Springtown ISD wrapped up an unexpectedly contentious week of back-and-forth Monday when its school board voted to adopt some brand new policies regarding corporal punishment, including allowing opposite-gender paddling to now be administered. 

Yes, you read that right. What prompted this review of policy? The issue cropped up last week when the parents of two female students took issue with how their daughters’ punishments had been administered, including the severity of their wounds.

At Springtown, as at most schools, a paddling has to be requested by the student, and the parent has to give consent. 

That’s what happened in the case of Taylor Santos, as Teresa Woodard of WFAA reported. The fifteen-year-old Springtown High School student had served one day of a two-day in-school suspension (after another student was caught copying her work) when she asked to take her lumps instead of serving out the second day. 

But according to Santos’ mother, Anna Jorgensen, those lumps turned out to be both too severe and contrary to school policy, as they had been delivered by a male vice principal, even though a female staff member was also in the room (district policy also requires there be two adults present).

As Woodard wrote:

Springtown ISD policy states “corporal punishment shall be administered only by an employee who is the same sex as the student.”

“It looked almost like it had been burned and blistered, it was so bad,” Jorgensen said.

“It was bright red,” Taylor said. “I still have welts on me today,” she added, 48 hours after the paddling.

Jorgensen has photos which prove how red her daughter’s bottom was.

The day after the paddling, she called the vice principal.

“He told me this was normal for her bottom to look like this after receiving swats, and that he was not aware of the school policy that females swat females,” Jorgensen said. “But he used too much force…”

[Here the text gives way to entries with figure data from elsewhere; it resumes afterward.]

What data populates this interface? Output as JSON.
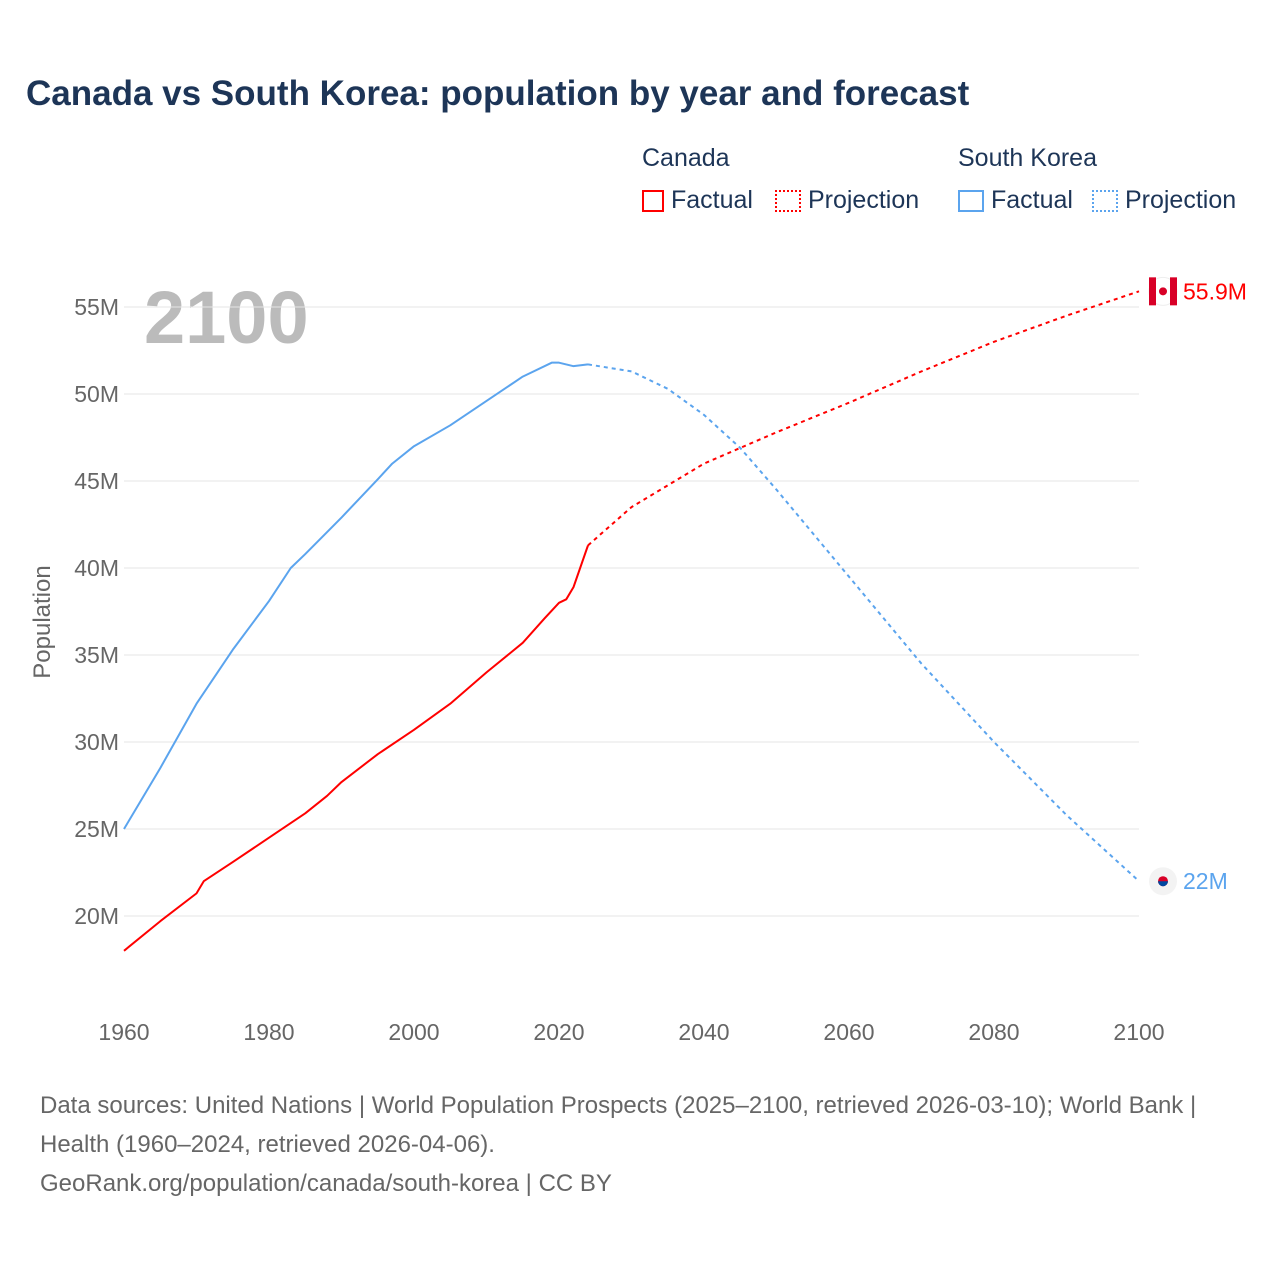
{
  "title": "Canada vs South Korea: population by year and forecast",
  "legend": {
    "canada": "Canada",
    "south_korea": "South Korea",
    "factual": "Factual",
    "projection": "Projection"
  },
  "year_display": "2100",
  "source_line1": "Data sources: United Nations | World Population Prospects (2025–2100, retrieved 2026-03-10); World Bank | Health (1960–2024, retrieved 2026-04-06).",
  "source_line2": "GeoRank.org/population/canada/south-korea | CC BY",
  "colors": {
    "canada": "#ff0000",
    "south_korea": "#5ba4ee"
  },
  "chart_data": {
    "type": "line",
    "ylabel": "Population",
    "xlim": [
      1960,
      2100
    ],
    "ylim": [
      15,
      57
    ],
    "xticks": [
      "1960",
      "1980",
      "2000",
      "2020",
      "2040",
      "2060",
      "2080",
      "2100"
    ],
    "yticks": [
      "20M",
      "25M",
      "30M",
      "35M",
      "40M",
      "45M",
      "50M",
      "55M"
    ],
    "end_labels": {
      "canada": "55.9M",
      "south_korea": "22M"
    },
    "series": [
      {
        "name": "Canada Factual",
        "x": [
          1960,
          1965,
          1970,
          1971,
          1975,
          1980,
          1985,
          1988,
          1990,
          1995,
          2000,
          2005,
          2010,
          2015,
          2018,
          2020,
          2021,
          2022,
          2023,
          2024
        ],
        "values": [
          18.0,
          19.7,
          21.3,
          22.0,
          23.1,
          24.5,
          25.9,
          26.9,
          27.7,
          29.3,
          30.7,
          32.2,
          34.0,
          35.7,
          37.1,
          38.0,
          38.2,
          38.9,
          40.1,
          41.3
        ]
      },
      {
        "name": "Canada Projection",
        "x": [
          2024,
          2030,
          2040,
          2050,
          2060,
          2070,
          2080,
          2090,
          2100
        ],
        "values": [
          41.3,
          43.5,
          46.0,
          47.8,
          49.5,
          51.3,
          53.0,
          54.5,
          55.9
        ]
      },
      {
        "name": "South Korea Factual",
        "x": [
          1960,
          1965,
          1970,
          1975,
          1980,
          1983,
          1985,
          1990,
          1995,
          1997,
          2000,
          2005,
          2010,
          2015,
          2019,
          2020,
          2022,
          2024
        ],
        "values": [
          25.0,
          28.5,
          32.2,
          35.3,
          38.1,
          40.0,
          40.8,
          42.9,
          45.1,
          46.0,
          47.0,
          48.2,
          49.6,
          51.0,
          51.8,
          51.8,
          51.6,
          51.7
        ]
      },
      {
        "name": "South Korea Projection",
        "x": [
          2024,
          2030,
          2035,
          2040,
          2045,
          2050,
          2060,
          2070,
          2080,
          2090,
          2100
        ],
        "values": [
          51.7,
          51.3,
          50.3,
          48.8,
          46.9,
          44.5,
          39.5,
          34.5,
          30.0,
          25.8,
          22.0
        ]
      }
    ]
  }
}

“I don’t believe a man intentionally meant to do that to her, but it still happens, because men are too big and strong to be hitting 96-pound girls.”

Another Springtown mother, Cathi Watt, came forward with a similar story about her daughter Jada.

But the intent of Monday’s school board meeting was not to make sure that the policy did not get violated in the future. Instead, Springtown ISD superintendent Michael Kelley wished to do away with the same-gender rule.

And that’s what happened, by a unanimous vote. However, the policy did get tightened up and clarified. As Bill Miller of the Fort Worth Star-Telegram wrote:

The school board changed district policy Monday night to allow opposite-sex employees to administer corporal punishment to students, but only with written permission from parents.

Also during the meeting, which included emotional addresses from some parents, the board made it policy that a same-gender school official must witness the punishment and that parents can request only one paddling per semester…

Superintendent Michael Kelley asked the board to consider changing the policy because not all schools have enough female administrators to perform the task. He acknowledged, however, that the two recent paddlings were contrary to the policy in place at that time, and for that he apologized to the girls and their families.

While Jim Douglas of WFAA noted that “a tearful Anna Jorgensen” apologized “for putting Springtown in that spot,” Miller reported that the other parent, Cathi Watt, was less forgiving:

“I gave consent for my daughter to get a swat, but I didn’t give consent for him to bruise my daughter,” Watt said. “I don’t think a female will raise a bruise because she doesn’t have the strength of a male. I think this sends a message to boys that it’s OK to hit a girl and it’s OK to bruise a girl. That’s not right.”

Miller’s story also noted that most major school districts in the Fort Worth area, including Arlington, Keller, Mansfield and Fort Worth, do not allow corporal punishment.

In a 2011 article on the practice, Melody McDonald of the Star-Telegram reported that only forty of the state’s 1,033 school districts had banned it. Today, Jimmy Dunne of the Houston-based organization People Opposed to Paddling Students estimated that 75 percent of schools in Texas still do. 

“Hitting schoolchildren with boards would be a felony assault charge if done anywhere except at the school,” Dunne told Miller in an email.